Reading source + acquirer together

  • source: :ets, acquirer: :facade — pure fast-path cache hit. No mailbox round-trip. This is what you want for the vast majority of requests once caches are warm.
  • source: :ets, acquirer: :app_servercoalescing success. The caller entered the AppServer mailbox, and by the time handle_call ran, a concurrent first-mover had already filled ETS. Mostly seen during cold-start thundering herds; proves the per-app serialization is coalescing CLI calls.
  • source: :cli, acquirer: :app_server — first-in-line caller doing the actual fly tokens create readonly work. One of these per app per cold start (plus expiries).
  • source: :storage, acquirer: :app_server — ETS empty but DETS storage had a valid token. Expect a burst of these right after VM restart.
  • source: :none, acquirer: :app_server — full resolution chain miss. Worth alerting on if sustained.

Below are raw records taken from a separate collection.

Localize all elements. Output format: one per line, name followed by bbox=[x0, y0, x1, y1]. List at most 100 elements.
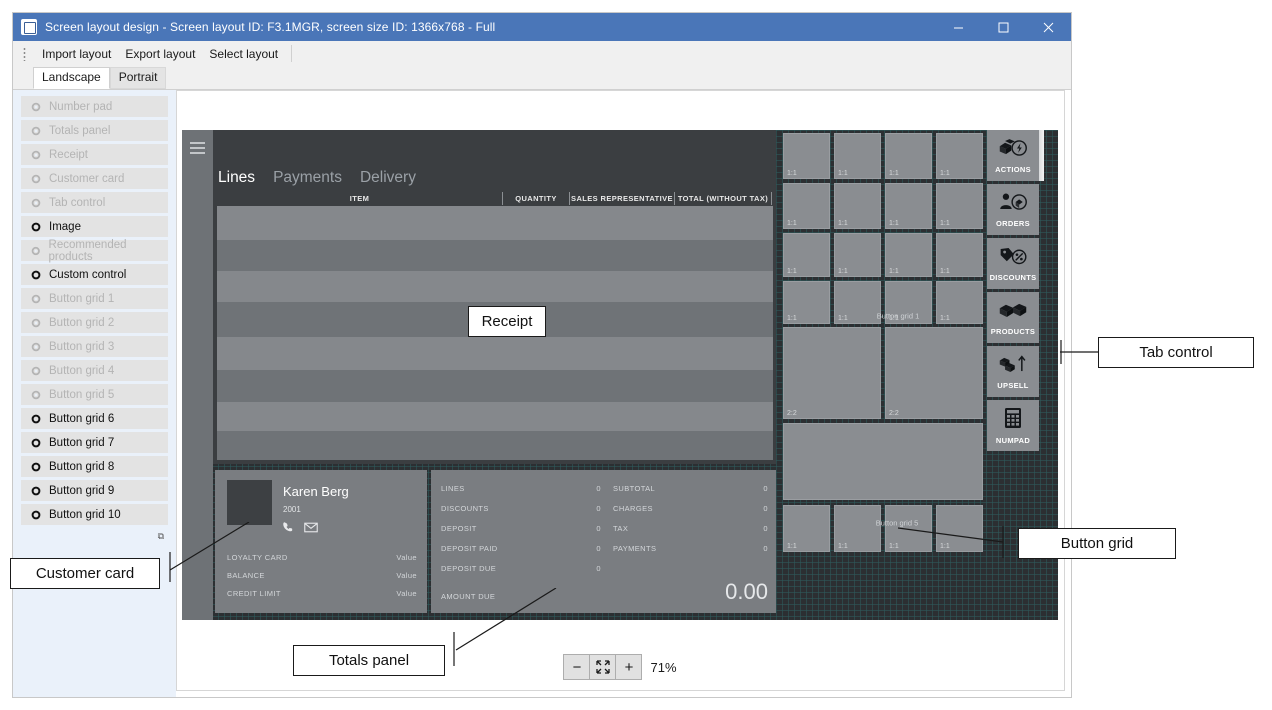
receipt-tab-payments[interactable]: Payments bbox=[273, 169, 342, 187]
grid-button[interactable]: 1:1 bbox=[936, 281, 983, 324]
sidebar-item-label: Image bbox=[49, 221, 81, 233]
sidebar-item-tab-control[interactable]: Tab control bbox=[21, 192, 168, 213]
grid-button[interactable]: 1:1 bbox=[885, 183, 932, 229]
sidebar-item-button-grid-8[interactable]: Button grid 8 bbox=[21, 456, 168, 477]
tab-control-element[interactable]: ACTIONS ORDERS bbox=[987, 130, 1039, 454]
grid-button[interactable]: 1:1 bbox=[783, 505, 830, 552]
gear-icon bbox=[31, 342, 41, 352]
button-grid-wide[interactable] bbox=[783, 423, 983, 500]
boxes-arrow-up-icon bbox=[998, 354, 1028, 378]
sidebar-expand-toggle[interactable]: ⧉ bbox=[21, 528, 168, 544]
receipt-row[interactable] bbox=[217, 402, 773, 431]
grid-button[interactable]: 1:1 bbox=[834, 281, 881, 324]
totals-label: DEPOSIT PAID bbox=[441, 544, 498, 553]
cell-ratio: 1:1 bbox=[889, 220, 899, 227]
receipt-tab-lines[interactable]: Lines bbox=[218, 169, 255, 187]
sidebar-item-number-pad[interactable]: Number pad bbox=[21, 96, 168, 117]
receipt-row[interactable] bbox=[217, 370, 773, 402]
receipt-element[interactable]: Lines Payments Delivery ITEM QUANTITY SA… bbox=[213, 130, 776, 464]
grid-button[interactable]: 2:2 bbox=[885, 327, 983, 419]
minimize-button[interactable] bbox=[936, 13, 981, 41]
cell-ratio: 1:1 bbox=[787, 268, 797, 275]
toolbar-separator bbox=[291, 45, 292, 62]
sidebar-item-recommended-products[interactable]: Recommended products bbox=[21, 240, 168, 261]
phone-icon[interactable] bbox=[282, 521, 295, 534]
sidebar-item-button-grid-6[interactable]: Button grid 6 bbox=[21, 408, 168, 429]
receipt-row[interactable] bbox=[217, 271, 773, 302]
leader-line-button-grid bbox=[898, 520, 1020, 560]
zoom-button-group: − + bbox=[564, 654, 642, 680]
receipt-row[interactable] bbox=[217, 240, 773, 271]
export-layout-button[interactable]: Export layout bbox=[118, 44, 202, 64]
gear-icon bbox=[31, 246, 41, 256]
grid-button[interactable]: 1:1 bbox=[834, 133, 881, 179]
receipt-row[interactable] bbox=[217, 206, 773, 240]
totals-value: 0 bbox=[596, 504, 601, 513]
tab-button-products[interactable]: PRODUCTS bbox=[987, 292, 1039, 343]
sidebar-item-button-grid-4[interactable]: Button grid 4 bbox=[21, 360, 168, 381]
tab-portrait[interactable]: Portrait bbox=[110, 67, 167, 89]
sidebar-item-button-grid-10[interactable]: Button grid 10 bbox=[21, 504, 168, 525]
button-grid-1[interactable]: 1:1 1:1 1:1 1:1 1:1 1:1 1:1 1:1 1:1 1:1 … bbox=[783, 133, 983, 324]
grid-button[interactable]: 1:1 bbox=[885, 133, 932, 179]
sidebar-item-image[interactable]: Image bbox=[21, 216, 168, 237]
grid-button[interactable]: 1:1 bbox=[936, 233, 983, 277]
sidebar-item-totals-panel[interactable]: Totals panel bbox=[21, 120, 168, 141]
customer-fields: LOYALTY CARD Value BALANCE Value CREDIT … bbox=[227, 548, 417, 603]
sidebar-item-button-grid-2[interactable]: Button grid 2 bbox=[21, 312, 168, 333]
toolbar-gripper[interactable] bbox=[23, 47, 26, 61]
grid-button[interactable]: 1:1 bbox=[936, 133, 983, 179]
tab-button-label: UPSELL bbox=[997, 381, 1028, 390]
customer-contact-icons bbox=[282, 521, 318, 534]
grid-button[interactable] bbox=[783, 423, 983, 500]
grid-button[interactable]: 1:1 bbox=[834, 233, 881, 277]
grid-button[interactable]: 1:1 bbox=[783, 183, 830, 229]
grid-button[interactable]: 1:1 bbox=[936, 183, 983, 229]
tab-button-orders[interactable]: ORDERS bbox=[987, 184, 1039, 235]
receipt-row[interactable] bbox=[217, 337, 773, 370]
tab-button-numpad[interactable]: NUMPAD bbox=[987, 400, 1039, 451]
grid-button[interactable]: 1:1 bbox=[834, 183, 881, 229]
column-header-quantity: QUANTITY bbox=[515, 194, 557, 203]
zoom-fit-button[interactable] bbox=[589, 654, 616, 680]
sidebar-item-label: Button grid 2 bbox=[49, 317, 114, 329]
grid-button[interactable]: 1:1 bbox=[885, 233, 932, 277]
envelope-icon[interactable] bbox=[304, 521, 318, 534]
zoom-in-button[interactable]: + bbox=[615, 654, 642, 680]
tab-button-actions[interactable]: ACTIONS bbox=[987, 130, 1039, 181]
grid-button[interactable]: 1:1 bbox=[783, 281, 830, 324]
cell-ratio: 1:1 bbox=[889, 170, 899, 177]
design-canvas-panel[interactable]: Lines Payments Delivery ITEM QUANTITY SA… bbox=[176, 90, 1065, 691]
sidebar-item-button-grid-1[interactable]: Button grid 1 bbox=[21, 288, 168, 309]
cell-ratio: 1:1 bbox=[838, 543, 848, 550]
orientation-tabs: Landscape Portrait bbox=[13, 67, 1071, 89]
totals-label: TAX bbox=[613, 524, 628, 533]
sidebar-item-receipt[interactable]: Receipt bbox=[21, 144, 168, 165]
receipt-tab-delivery[interactable]: Delivery bbox=[360, 169, 416, 187]
sidebar-item-button-grid-3[interactable]: Button grid 3 bbox=[21, 336, 168, 357]
grid-button[interactable]: 1:1 bbox=[834, 505, 881, 552]
grid-button[interactable]: 2:2 bbox=[783, 327, 881, 419]
receipt-row[interactable] bbox=[217, 431, 773, 460]
select-layout-button[interactable]: Select layout bbox=[202, 44, 285, 64]
sidebar-item-button-grid-9[interactable]: Button grid 9 bbox=[21, 480, 168, 501]
tab-button-discounts[interactable]: DISCOUNTS bbox=[987, 238, 1039, 289]
cell-ratio: 1:1 bbox=[787, 315, 797, 322]
totals-label: LINES bbox=[441, 484, 465, 493]
hamburger-menu-icon[interactable] bbox=[190, 142, 205, 157]
sidebar-item-customer-card[interactable]: Customer card bbox=[21, 168, 168, 189]
totals-label: PAYMENTS bbox=[613, 544, 656, 553]
sidebar-item-custom-control[interactable]: Custom control bbox=[21, 264, 168, 285]
grid-button[interactable]: 1:1 bbox=[783, 133, 830, 179]
sidebar-item-button-grid-7[interactable]: Button grid 7 bbox=[21, 432, 168, 453]
zoom-level: 71% bbox=[650, 660, 676, 675]
grid-button[interactable]: 1:1 bbox=[783, 233, 830, 277]
tab-landscape[interactable]: Landscape bbox=[33, 67, 110, 89]
tab-button-upsell[interactable]: UPSELL bbox=[987, 346, 1039, 397]
sidebar-item-button-grid-5[interactable]: Button grid 5 bbox=[21, 384, 168, 405]
sidebar-item-label: Button grid 4 bbox=[49, 365, 114, 377]
button-grid-2x2[interactable]: 2:2 2:2 bbox=[783, 327, 983, 420]
maximize-button[interactable] bbox=[981, 13, 1026, 41]
close-button[interactable] bbox=[1026, 13, 1071, 41]
import-layout-button[interactable]: Import layout bbox=[35, 44, 118, 64]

[:ex_atlas, :fly, :logs, :fetch] (span)

:start / :stop / :exception around ExAtlas.Fly.Logs.Client.fetch_logs/3. Emitted regardless of whether you call fetch_logs/3 directly or go through fetch_logs_with_retry/2.

:stop metadata:

KeyTypeValue
appstringFly app name
statusterm:ok / {:error, reason}
countintNumber of entries returned

Log line content is never included in metadata — Fly log bodies may contain bearer tokens, and we do not want them flowing into a metrics pipeline.

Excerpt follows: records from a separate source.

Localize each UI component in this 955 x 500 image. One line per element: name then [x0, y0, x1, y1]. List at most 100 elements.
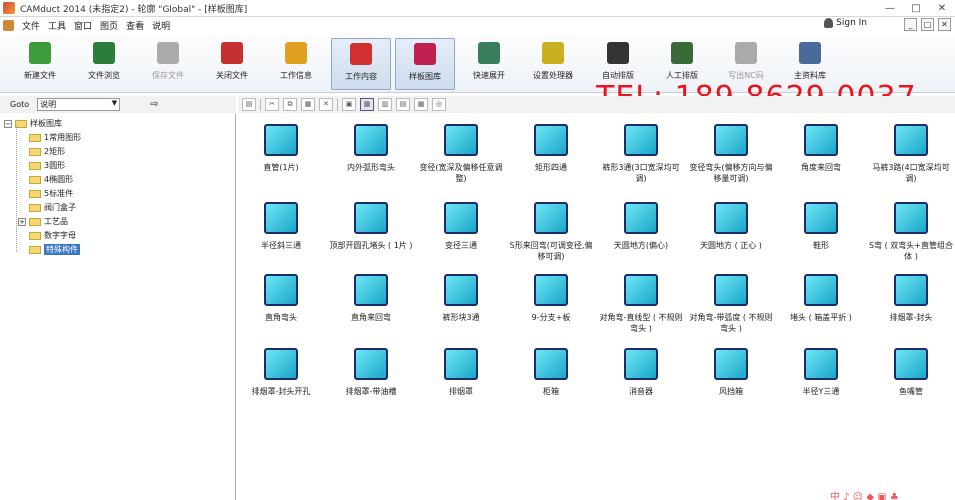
library-item[interactable]: 排烟罩-带油槽 — [328, 348, 414, 397]
library-item-label: 排烟罩-封头 — [889, 313, 933, 322]
library-item-label: 变径弯头(偏移方向与偏移量可调) — [689, 163, 773, 183]
menu-file[interactable]: 文件 — [22, 19, 40, 32]
content-tool-button-4[interactable]: ✕ — [319, 98, 333, 111]
library-item[interactable]: S弯 ( 双弯头+直管组合体 ) — [868, 202, 954, 262]
library-item[interactable]: 鱼嘴管 — [868, 348, 954, 397]
menu-tools[interactable]: 工具 — [48, 19, 66, 32]
tree-item[interactable]: 特殊构件 — [29, 243, 80, 256]
library-item[interactable]: 直角弯头 — [238, 274, 324, 323]
tree-item[interactable]: + 工艺品 — [18, 215, 68, 228]
library-item[interactable]: 9-分支+板 — [508, 274, 594, 323]
library-item[interactable]: 变径(宽深及偏移任意调整) — [418, 124, 504, 184]
library-item[interactable]: 变径弯头(偏移方向与偏移量可调) — [688, 124, 774, 184]
library-item[interactable]: 半径斜三通 — [238, 202, 324, 251]
library-item[interactable]: 马裤3路(4口宽深均可调) — [868, 124, 954, 184]
library-item-label: 裤形块3通 — [442, 313, 480, 322]
library-item-label: 鞋形 — [813, 241, 829, 250]
library-item-label: 马裤3路(4口宽深均可调) — [872, 163, 950, 183]
duct-fitting-icon — [444, 124, 478, 156]
goto-selected-value: 说明 — [40, 100, 57, 109]
folder-icon — [29, 175, 41, 184]
library-item[interactable]: 半径Y三通 — [778, 348, 864, 397]
minimize-button[interactable]: — — [877, 0, 903, 16]
library-item[interactable]: 裤形块3通 — [418, 274, 504, 323]
mdi-close-button[interactable]: ✕ — [938, 18, 951, 31]
library-item[interactable]: 变径三通 — [418, 202, 504, 251]
duct-fitting-icon — [894, 124, 928, 156]
library-item-label: 直角弯头 — [265, 313, 297, 322]
library-item[interactable]: 排烟罩-封头 — [868, 274, 954, 323]
content-tool-button-9[interactable]: ▦ — [414, 98, 428, 111]
close-button[interactable]: ✕ — [929, 0, 955, 16]
tree-item[interactable]: 数字字母 — [29, 229, 76, 242]
library-item-label: 内外弧形弯头 — [347, 163, 395, 172]
content-tool-button-2[interactable]: ⧉ — [283, 98, 297, 111]
content-tool-button-5[interactable]: ▣ — [342, 98, 356, 111]
content-tool-button-7[interactable]: ▥ — [378, 98, 392, 111]
library-item[interactable]: S形来回弯(可调变径,偏移可调) — [508, 202, 594, 262]
library-item[interactable]: 天圆地方 ( 正心 ) — [688, 202, 774, 251]
toolbar-button-pattern-library[interactable]: 样板图库 — [395, 38, 455, 90]
menu-help[interactable]: 说明 — [152, 19, 170, 32]
library-item[interactable]: 天圆地方(偏心) — [598, 202, 684, 251]
library-item[interactable]: 直角来回弯 — [328, 274, 414, 323]
content-tool-button-6[interactable]: ▦ — [360, 98, 374, 111]
menu-view[interactable]: 查看 — [126, 19, 144, 32]
mdi-restore-button[interactable]: □ — [921, 18, 934, 31]
menu-app-icon[interactable] — [3, 20, 14, 31]
toolbar-button-info[interactable]: 工作信息 — [266, 38, 326, 90]
library-item[interactable]: 风挡箱 — [688, 348, 774, 397]
toolbar-button-file-browse[interactable]: 文件浏览 — [74, 38, 134, 90]
duct-fitting-icon — [534, 348, 568, 380]
expand-icon[interactable]: + — [18, 217, 26, 226]
toolbar-button-job-content[interactable]: 工作内容 — [331, 38, 391, 90]
tree-item[interactable]: 4椭圆形 — [29, 173, 73, 186]
library-item[interactable]: 对角弯-带弧度 ( 不规则弯头 ) — [688, 274, 774, 334]
content-tool-button-8[interactable]: ▤ — [396, 98, 410, 111]
content-tool-button-1[interactable]: ✂ — [265, 98, 279, 111]
mdi-minimize-button[interactable]: _ — [904, 18, 917, 31]
toolbar-button-quick-unfold[interactable]: 快速展开 — [459, 38, 519, 90]
duct-fitting-icon — [624, 202, 658, 234]
toolbar-button-new-file[interactable]: 新建文件 — [10, 38, 70, 90]
library-item[interactable]: 直管(1片) — [238, 124, 324, 173]
job-content-icon — [350, 43, 372, 65]
sign-in-label: Sign In — [836, 18, 867, 28]
library-item[interactable]: 鞋形 — [778, 202, 864, 251]
content-tool-button-10[interactable]: ◎ — [432, 98, 446, 111]
write-nc-icon — [735, 42, 757, 64]
library-item[interactable]: 排烟罩-封头开孔 — [238, 348, 324, 397]
maximize-button[interactable]: □ — [903, 0, 929, 16]
content-tool-button-0[interactable]: ▤ — [242, 98, 256, 111]
content-toolbar: ▤ ✂ ⧉ ▦ ✕ ▣ ▦ ▥ ▤ ▦ ◎ — [238, 96, 955, 113]
toolbar-button-label: 关闭文件 — [216, 71, 248, 80]
goto-dropdown[interactable]: 说明 ▼ — [37, 98, 121, 111]
library-item[interactable]: 内外弧形弯头 — [328, 124, 414, 173]
library-item[interactable]: 裤形3通(3口宽深均可调) — [598, 124, 684, 184]
tree-item[interactable]: 3圆形 — [29, 159, 65, 172]
library-item[interactable]: 堵头 ( 箱盖平折 ) — [778, 274, 864, 323]
tree-item[interactable]: 5标准件 — [29, 187, 73, 200]
tree-root-item[interactable]: − 样板图库 — [4, 117, 62, 130]
menu-page[interactable]: 图页 — [100, 19, 118, 32]
folder-icon — [29, 161, 41, 170]
sign-in-link[interactable]: Sign In — [824, 18, 867, 28]
toolbar-button-close-file[interactable]: 关闭文件 — [202, 38, 262, 90]
library-item[interactable]: 对角弯-直线型 ( 不规则弯头 ) — [598, 274, 684, 334]
toolbar-button-settings-processor[interactable]: 设置处理器 — [523, 38, 583, 90]
go-arrow-icon[interactable]: ⇨ — [150, 99, 158, 110]
library-item-label: 半径斜三通 — [261, 241, 301, 250]
tree-item[interactable]: 1常用图形 — [29, 131, 81, 144]
menu-window[interactable]: 窗口 — [74, 19, 92, 32]
tree-item[interactable]: 阀门盒子 — [29, 201, 76, 214]
collapse-icon[interactable]: − — [4, 119, 12, 128]
content-tool-button-3[interactable]: ▦ — [301, 98, 315, 111]
library-item[interactable]: 柜箱 — [508, 348, 594, 397]
library-item[interactable]: 排烟罩 — [418, 348, 504, 397]
library-item[interactable]: 消音器 — [598, 348, 684, 397]
library-item[interactable]: 角度来回弯 — [778, 124, 864, 173]
folder-icon — [29, 189, 41, 198]
library-item[interactable]: 矩形四通 — [508, 124, 594, 173]
tree-item[interactable]: 2矩形 — [29, 145, 65, 158]
library-item[interactable]: 顶部开圆孔堵头 ( 1片 ) — [328, 202, 414, 251]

[:ex_atlas, :fly, :deploy, :line] and [:ex_atlas, :fly, :deploy, :exit]

Two events from ExAtlas.Fly.Deploy.stream_deploy/3:

  • :line fires once per non-empty output line. measurements: %{count: 1} so a Counter reporter sums to total lines.
  • :exit fires once when the deploy terminates.

:line metadata:

KeyTypeValue
ticket_idstringThe deploy ticket ID

:exit metadata:

KeyTypeValue
ticket_idstringThe deploy ticket ID
resultterm:ok / {:error, :timeout} / {:error, {:exit_code, N}}

Line content is deliberately excluded — Fly build output can contain bearer tokens.

Wiring into Logger

:telemetry.attach(
  "atlas-http-logger",
  [:ex_atlas, :runpod, :request],
  fn _event, measurements, metadata, _config ->
    Logger.info(
      "ExAtlas → #{metadata.api} #{metadata.method} #{metadata.url}#{measurements.status}"
    )
  end,
  nil
)

Wiring into :telemetry_metrics

defmodule MyAppWeb.Telemetry do
  use Supervisor
  import Telemetry.Metrics

  def metrics do
    [
      # Count requests grouped by provider + status class
      counter("atlas.runpod.request.count",
        event_name: [:ex_atlas, :runpod, :request],
        measurement: :status,
        tags: [:api, :method]
      ),

      # Watch error rates
      counter("atlas.runpod.request.errors",
        event_name: [:ex_atlas, :runpod, :request],
        measurement: :status,
        tags: [:api, :method],
        keep: fn metadata, measurements ->
          measurements.status >= 400
        end
      )
    ]
  end
end

Plug into Grafana / Prometheus / StatsD via whichever reporter you prefer (TelemetryMetricsPrometheus, TelemetryMetricsStatsd, ...).

Event attachment on application start

defmodule MyApp.AtlasTelemetry do
  @events [
    # Provider HTTP requests
    [:ex_atlas, :runpod, :request],
    [:ex_atlas, :fly, :request],
    [:ex_atlas, :lambda_labs, :request],
    [:ex_atlas, :vast, :request],
    # Fly platform ops (spans emit :start + :stop + :exception)
    [:ex_atlas, :fly, :token, :acquire, :start],
    [:ex_atlas, :fly, :token, :acquire, :stop],
    [:ex_atlas, :fly, :logs, :fetch, :start],
    [:ex_atlas, :fly, :logs, :fetch, :stop],
    [:ex_atlas, :fly, :deploy, :line],
    [:ex_atlas, :fly, :deploy, :exit]
  ]

  def attach do
    :telemetry.attach_many(
      "atlas-telemetry",
      @events,
      &__MODULE__.handle/4,
      nil
    )
  end

  def handle(event, measurements, metadata, _config) do
    # Dispatch to your metrics system
  end
end

# lib/my_app/application.ex
def start(_type, _args) do
  MyApp.AtlasTelemetry.attach()
  # ...
end

Orchestrator events

PubSub broadcasts from the orchestrator are covered in the README — subscribe to "compute:<id>" on ExAtlas.PubSub for state-change notifications. These are PubSub messages, not Telemetry events.

If you want Telemetry-style metrics for spawn/terminate counts, wrap ExAtlas.Orchestrator.spawn/1 in your own helper that emits a Telemetry event alongside the call.